Dr. Astrid Heppenstall Heger is the Executive Director of the Violence Intervention Program (VIP), located at the Los Angeles County (LAC) + University of Southern California (USC) Medical Center, where she is also a Professor of Clinical Pediatrics. In 1984, she founded the Center for the Vulnerable Child (CVC) for the evaluation of child abuse. This was the first medically-based Child Advocacy Center in the world and currently evaluates over 20,000 child abuse and child sexual assault victims every year. Dr. Heger is the pre-eminent expert in the field of child sexual abuse and assault and the author of numerous articles in this field, as well as the definitive textbook “Evaluation of the Sexually Abused Child,” now in its second edition.

En 1995, estableció el primero de su tipo, el Centro comunitario de defensa familiar de “ventanilla única”, que ofrece servicios médicos, de salud mental, de protección, legales y sociales a las víctimas de violencia familiar y agresión sexual en todo el condado de Los Ángeles.
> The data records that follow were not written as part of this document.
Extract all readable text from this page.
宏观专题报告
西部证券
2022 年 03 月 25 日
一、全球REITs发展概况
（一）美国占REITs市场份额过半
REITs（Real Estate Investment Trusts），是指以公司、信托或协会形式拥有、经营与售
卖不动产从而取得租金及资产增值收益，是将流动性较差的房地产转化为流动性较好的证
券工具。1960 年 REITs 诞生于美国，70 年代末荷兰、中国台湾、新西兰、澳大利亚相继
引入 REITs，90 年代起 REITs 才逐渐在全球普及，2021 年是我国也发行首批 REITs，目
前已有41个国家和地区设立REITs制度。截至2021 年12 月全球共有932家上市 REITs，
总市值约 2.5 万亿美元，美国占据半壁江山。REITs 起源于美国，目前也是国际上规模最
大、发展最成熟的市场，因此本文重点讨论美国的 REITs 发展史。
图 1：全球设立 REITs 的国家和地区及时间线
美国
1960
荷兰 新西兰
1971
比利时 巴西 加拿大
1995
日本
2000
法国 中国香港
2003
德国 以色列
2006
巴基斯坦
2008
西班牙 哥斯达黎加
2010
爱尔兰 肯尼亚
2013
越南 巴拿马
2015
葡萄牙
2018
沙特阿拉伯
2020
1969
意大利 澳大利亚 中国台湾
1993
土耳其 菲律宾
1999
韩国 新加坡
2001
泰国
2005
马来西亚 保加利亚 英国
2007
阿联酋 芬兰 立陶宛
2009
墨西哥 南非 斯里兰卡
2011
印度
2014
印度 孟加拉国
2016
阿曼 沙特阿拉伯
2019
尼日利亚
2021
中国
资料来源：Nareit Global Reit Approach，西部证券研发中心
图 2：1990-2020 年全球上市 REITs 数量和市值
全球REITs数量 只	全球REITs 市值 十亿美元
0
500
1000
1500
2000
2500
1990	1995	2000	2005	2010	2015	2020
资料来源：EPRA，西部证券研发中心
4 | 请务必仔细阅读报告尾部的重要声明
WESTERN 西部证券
En 1999, el Dr. Heger estableció un Equipo de Protección de Adultos y un Centro Forense de Abuso de Ancianos para brindar servicio directo a ancianos de alto riesgo y adultos dependientes, pero también para ayudar a los profesionales sociales, legales, médicos y de salud mental encargados de la protección de los más vulnerables. población. Además de los servicios para los más jóvenes y los mayores, VIP continúa brindando servicios las 24 horas del día, los 7 días de la semana a las víctimas de agresión sexual y violencia doméstica.

Starting in 2004, Dr. Heger implemented a model “HUB” program with services for children at risk for or already in foster care. This clinical program incorporates 24/7 forensic and medical assessments with an ongoing medical home with built-in mental health services as well as support services that include dental care, plastic surgery, mentoring and tutoring. As more and more children were evaluated prior to foster place, it became clear that there needed to be a “soft” landing for these children where they would receive medical and mental health services as well as food, clothing, a bath and a place to sleep and play. The “Children’s Welcome Center” (children age 0-12) and the companion center the “Youth Welcome Center” have changed the landscape of how children enter foster care and greatly improved both placement rates and permanency of placements.